In AD&D, that same 1st level cleric requires 7 choices: class, race, gender (which has mechanical effects in AD&D, unlike any other edition), alignment, languages, and spells (1 because AD&D clerics have a spell at 1st level, and 2 more because this cleric has bonus spells from 18 Wisdom). Counting each multiclass possibility as a separate option, these selections are made from among 60 unique options (you choose 3 times from among the same set of 12 spells; this counts as a dozen unique options, not 36.) I didn’t include deity both because it has no mechanical effects and because the AD&D PHB says nothing about this choice for clerics or any other class, as far as I can tell!

In 4E, you make 23 separate decisions in the course of building a 1st level cleric: class; race; alignment; languages; class build; deity; point buy decisions for Strength, Constitution, Intelligence, Dexterity, Wisdom, and Charisma; four trained skills; two feats; a bonus ritual; three at-will powers, one encounter, and one daily.  If you’re just using the 4E PHB , you make these selections from among approximately 165 different options.

To make my 4E cleric I used the Character Builder, which includes all currently published material for 4E, and made a total of 27 decisions from among 780 options to choose from. It might be interesting to make a similar comparison against all AD&D material, including the roll-swap decisions from the DMG Appendix P and the non-weapon proficiencies from Unearthed Arcana. My suspicion would be that this would probably bring up the number of choices into the 4E range, but provide nowhere near as many options to select from.

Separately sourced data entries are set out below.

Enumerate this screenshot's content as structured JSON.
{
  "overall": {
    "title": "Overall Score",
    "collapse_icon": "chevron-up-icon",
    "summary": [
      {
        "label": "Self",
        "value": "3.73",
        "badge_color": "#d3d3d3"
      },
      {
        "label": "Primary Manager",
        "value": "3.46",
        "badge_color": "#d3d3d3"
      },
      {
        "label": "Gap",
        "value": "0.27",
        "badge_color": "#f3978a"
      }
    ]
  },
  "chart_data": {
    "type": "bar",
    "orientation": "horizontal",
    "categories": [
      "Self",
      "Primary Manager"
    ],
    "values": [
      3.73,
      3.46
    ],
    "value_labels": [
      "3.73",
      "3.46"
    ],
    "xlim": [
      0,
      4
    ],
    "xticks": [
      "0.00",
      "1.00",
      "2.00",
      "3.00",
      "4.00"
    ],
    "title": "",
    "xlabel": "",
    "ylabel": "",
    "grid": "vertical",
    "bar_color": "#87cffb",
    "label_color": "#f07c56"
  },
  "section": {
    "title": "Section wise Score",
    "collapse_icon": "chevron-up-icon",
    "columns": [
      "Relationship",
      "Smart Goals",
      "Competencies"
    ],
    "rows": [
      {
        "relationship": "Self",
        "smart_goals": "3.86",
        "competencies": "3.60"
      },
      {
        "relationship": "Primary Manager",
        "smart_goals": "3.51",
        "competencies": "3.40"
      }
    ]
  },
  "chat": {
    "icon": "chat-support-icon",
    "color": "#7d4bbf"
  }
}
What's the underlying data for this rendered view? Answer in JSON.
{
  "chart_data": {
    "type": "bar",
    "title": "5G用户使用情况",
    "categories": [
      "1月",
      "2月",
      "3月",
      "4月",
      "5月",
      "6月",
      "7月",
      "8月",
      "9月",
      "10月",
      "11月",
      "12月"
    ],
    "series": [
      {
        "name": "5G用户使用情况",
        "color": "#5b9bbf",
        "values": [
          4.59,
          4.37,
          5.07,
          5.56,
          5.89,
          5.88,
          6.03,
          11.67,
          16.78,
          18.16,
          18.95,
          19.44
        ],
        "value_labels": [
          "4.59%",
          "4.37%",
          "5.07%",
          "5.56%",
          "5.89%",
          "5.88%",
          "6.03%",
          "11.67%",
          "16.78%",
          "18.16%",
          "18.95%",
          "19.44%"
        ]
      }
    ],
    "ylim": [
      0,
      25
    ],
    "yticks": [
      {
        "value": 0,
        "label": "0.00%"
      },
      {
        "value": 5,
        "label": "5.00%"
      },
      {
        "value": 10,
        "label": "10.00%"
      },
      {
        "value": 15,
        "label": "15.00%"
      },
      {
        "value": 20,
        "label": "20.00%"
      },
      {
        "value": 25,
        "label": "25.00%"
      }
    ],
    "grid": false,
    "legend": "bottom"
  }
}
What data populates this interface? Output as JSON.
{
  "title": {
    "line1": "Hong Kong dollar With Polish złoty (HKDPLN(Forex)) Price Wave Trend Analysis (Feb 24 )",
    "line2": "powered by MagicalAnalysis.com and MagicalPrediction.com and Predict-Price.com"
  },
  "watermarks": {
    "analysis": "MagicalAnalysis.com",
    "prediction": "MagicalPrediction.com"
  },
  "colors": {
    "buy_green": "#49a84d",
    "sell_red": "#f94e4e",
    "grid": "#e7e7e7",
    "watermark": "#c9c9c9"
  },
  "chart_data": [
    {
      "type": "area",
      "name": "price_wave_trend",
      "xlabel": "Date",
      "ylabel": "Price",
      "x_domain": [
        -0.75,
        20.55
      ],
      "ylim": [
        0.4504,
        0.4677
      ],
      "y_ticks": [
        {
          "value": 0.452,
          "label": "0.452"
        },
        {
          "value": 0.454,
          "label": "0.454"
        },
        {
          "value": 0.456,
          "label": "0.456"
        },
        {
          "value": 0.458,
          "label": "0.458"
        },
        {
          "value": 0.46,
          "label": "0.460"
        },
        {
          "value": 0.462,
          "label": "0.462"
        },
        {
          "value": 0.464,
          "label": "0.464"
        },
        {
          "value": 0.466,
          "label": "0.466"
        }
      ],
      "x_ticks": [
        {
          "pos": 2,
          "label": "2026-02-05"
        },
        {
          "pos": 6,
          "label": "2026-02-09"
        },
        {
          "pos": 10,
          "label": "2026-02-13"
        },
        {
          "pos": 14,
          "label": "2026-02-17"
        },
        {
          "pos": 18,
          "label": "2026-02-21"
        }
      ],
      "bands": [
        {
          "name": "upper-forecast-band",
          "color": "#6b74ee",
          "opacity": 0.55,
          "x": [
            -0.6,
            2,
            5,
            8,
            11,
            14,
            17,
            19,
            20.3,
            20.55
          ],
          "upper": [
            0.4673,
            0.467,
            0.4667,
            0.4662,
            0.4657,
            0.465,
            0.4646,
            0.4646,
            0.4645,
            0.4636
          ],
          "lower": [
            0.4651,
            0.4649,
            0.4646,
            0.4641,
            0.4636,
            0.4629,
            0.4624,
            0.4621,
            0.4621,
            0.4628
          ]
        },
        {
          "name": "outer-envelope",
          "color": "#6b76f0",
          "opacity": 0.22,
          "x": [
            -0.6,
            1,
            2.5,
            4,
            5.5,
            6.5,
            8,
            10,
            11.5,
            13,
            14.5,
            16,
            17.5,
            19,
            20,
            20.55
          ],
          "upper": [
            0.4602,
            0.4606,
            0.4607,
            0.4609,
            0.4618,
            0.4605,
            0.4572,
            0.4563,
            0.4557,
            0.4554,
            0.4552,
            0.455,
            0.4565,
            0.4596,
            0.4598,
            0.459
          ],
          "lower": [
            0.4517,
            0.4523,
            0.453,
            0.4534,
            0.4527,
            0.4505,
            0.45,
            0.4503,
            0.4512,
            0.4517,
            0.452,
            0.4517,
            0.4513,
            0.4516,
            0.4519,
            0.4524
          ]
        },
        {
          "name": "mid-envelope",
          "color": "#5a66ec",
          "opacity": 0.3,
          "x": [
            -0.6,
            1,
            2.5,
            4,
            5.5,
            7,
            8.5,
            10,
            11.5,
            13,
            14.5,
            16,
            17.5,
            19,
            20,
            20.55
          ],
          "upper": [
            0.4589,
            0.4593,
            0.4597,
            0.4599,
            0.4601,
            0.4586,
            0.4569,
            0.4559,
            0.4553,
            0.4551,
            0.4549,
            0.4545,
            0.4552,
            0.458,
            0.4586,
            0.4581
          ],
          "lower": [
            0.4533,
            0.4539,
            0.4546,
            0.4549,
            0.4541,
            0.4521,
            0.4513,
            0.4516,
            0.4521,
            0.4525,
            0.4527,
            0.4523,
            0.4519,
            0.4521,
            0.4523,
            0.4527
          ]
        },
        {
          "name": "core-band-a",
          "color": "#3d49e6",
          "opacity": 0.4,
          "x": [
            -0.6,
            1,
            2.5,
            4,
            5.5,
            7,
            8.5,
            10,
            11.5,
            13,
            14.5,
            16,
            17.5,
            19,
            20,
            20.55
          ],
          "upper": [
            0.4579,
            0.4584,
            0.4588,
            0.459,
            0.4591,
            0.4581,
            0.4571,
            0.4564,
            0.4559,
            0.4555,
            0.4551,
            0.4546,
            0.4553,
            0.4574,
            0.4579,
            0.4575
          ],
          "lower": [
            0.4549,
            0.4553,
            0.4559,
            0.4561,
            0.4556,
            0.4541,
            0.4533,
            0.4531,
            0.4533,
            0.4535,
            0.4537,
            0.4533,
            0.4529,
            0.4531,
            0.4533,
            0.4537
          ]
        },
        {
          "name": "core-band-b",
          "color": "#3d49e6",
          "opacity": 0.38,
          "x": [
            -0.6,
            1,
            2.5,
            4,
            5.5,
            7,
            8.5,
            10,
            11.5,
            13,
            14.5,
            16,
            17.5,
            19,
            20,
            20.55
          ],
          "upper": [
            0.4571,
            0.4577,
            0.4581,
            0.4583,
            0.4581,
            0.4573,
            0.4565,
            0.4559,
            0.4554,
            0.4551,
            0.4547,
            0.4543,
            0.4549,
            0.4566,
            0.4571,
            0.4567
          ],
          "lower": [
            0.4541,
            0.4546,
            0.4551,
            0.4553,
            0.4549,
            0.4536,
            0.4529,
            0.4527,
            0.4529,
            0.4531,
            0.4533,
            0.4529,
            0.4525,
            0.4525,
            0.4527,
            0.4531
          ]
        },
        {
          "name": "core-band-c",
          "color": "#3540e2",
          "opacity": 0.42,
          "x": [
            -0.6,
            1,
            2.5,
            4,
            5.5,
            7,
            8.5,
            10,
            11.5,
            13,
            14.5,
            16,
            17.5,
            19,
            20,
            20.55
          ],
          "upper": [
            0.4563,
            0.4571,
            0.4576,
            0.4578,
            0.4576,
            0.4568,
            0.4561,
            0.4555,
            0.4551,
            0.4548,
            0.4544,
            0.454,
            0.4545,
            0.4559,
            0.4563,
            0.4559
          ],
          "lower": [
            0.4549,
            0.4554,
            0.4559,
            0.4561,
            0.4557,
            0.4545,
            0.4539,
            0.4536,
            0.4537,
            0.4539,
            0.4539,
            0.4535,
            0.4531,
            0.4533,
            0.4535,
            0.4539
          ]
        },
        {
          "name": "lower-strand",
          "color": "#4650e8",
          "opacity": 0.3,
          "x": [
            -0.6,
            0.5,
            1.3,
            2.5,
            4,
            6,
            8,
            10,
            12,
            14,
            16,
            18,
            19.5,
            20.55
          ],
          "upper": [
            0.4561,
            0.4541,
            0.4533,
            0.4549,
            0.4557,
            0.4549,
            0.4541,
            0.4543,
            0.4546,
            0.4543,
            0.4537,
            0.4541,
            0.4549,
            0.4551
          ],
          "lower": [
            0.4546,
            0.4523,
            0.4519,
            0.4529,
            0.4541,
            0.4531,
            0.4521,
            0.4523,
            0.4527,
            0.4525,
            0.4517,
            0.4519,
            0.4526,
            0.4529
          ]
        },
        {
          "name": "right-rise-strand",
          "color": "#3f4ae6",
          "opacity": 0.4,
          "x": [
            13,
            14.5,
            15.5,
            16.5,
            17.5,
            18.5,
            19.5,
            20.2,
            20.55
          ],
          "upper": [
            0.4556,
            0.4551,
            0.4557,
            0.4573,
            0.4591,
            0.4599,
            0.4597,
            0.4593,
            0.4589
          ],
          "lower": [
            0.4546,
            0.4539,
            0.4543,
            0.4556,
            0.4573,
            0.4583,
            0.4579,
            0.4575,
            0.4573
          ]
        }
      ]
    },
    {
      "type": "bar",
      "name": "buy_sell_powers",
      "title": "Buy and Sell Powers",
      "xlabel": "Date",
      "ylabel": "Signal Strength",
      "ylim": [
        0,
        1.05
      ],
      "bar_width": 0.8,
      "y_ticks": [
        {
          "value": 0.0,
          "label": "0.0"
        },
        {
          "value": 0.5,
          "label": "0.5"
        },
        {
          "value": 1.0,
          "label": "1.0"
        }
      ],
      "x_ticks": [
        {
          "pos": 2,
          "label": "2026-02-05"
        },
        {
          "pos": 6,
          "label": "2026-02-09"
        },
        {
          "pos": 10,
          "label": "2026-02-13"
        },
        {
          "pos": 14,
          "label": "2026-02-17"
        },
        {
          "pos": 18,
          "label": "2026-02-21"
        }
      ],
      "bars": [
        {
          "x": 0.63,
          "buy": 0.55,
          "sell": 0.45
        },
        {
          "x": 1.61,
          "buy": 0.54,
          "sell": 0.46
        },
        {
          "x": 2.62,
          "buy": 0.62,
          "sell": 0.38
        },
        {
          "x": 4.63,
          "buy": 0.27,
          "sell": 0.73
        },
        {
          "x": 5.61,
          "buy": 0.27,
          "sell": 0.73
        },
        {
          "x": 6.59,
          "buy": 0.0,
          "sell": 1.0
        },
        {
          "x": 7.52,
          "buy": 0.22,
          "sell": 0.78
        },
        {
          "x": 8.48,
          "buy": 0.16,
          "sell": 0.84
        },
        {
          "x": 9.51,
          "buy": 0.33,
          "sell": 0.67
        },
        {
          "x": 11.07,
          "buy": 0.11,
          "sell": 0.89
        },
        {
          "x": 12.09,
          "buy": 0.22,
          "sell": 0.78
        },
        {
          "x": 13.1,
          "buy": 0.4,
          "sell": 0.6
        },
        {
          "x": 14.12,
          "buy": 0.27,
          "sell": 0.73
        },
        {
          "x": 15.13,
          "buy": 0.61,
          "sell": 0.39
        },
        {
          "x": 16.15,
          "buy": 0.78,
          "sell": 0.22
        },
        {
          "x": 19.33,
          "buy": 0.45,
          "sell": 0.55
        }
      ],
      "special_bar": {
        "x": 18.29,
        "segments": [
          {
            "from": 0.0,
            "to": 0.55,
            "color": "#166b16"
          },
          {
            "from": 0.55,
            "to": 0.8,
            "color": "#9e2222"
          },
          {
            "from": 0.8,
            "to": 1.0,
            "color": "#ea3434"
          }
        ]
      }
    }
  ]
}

The differences between editions are reduced when making a higher-level character is the focus of comparison. In OD&D, creating a 10th level cleric requires a total of 19 more selections (picking spells) from among 36 unique options. In AD&D, it’s 27 decisions from among 106 options.  In 4E, it’s 34 choices from among 193 new options. (Note, too, that these choices will stay more or less fixed, while the older-edition clerics could re-choose their spells each day).

What are these data good for?

One thing we can do is to quantify the oft-repeated maxim that in 4E, making a fighter is like making a spellcaster in older editions. In AD&D, making a fighter of any level only requires five choices (as long as you’re rolling stats in order and not using non-weapon proficiencies). We can now say definitively that making a first-level fighter in 4E requires about as many choices as it’d take to build a 8th level cleric in AD&D.

More generally, this confirms my intuition that 4E character creation requires making many more decisions and considering more options than in previous editions.  It also allows us to make conceptually dodgy but numerically-supported statements like “one character creation choice in OD&D is worth six in 4E” (if we accept the premise that, as with randomness, making fewer decisions gives each one a proportionally greater significance) or “4E’s character creation process is seventy-eight times deeper than OD&D’s” (if we accept that the fundamental unit of a game’s depth is the number of meaningful options it presents to the players).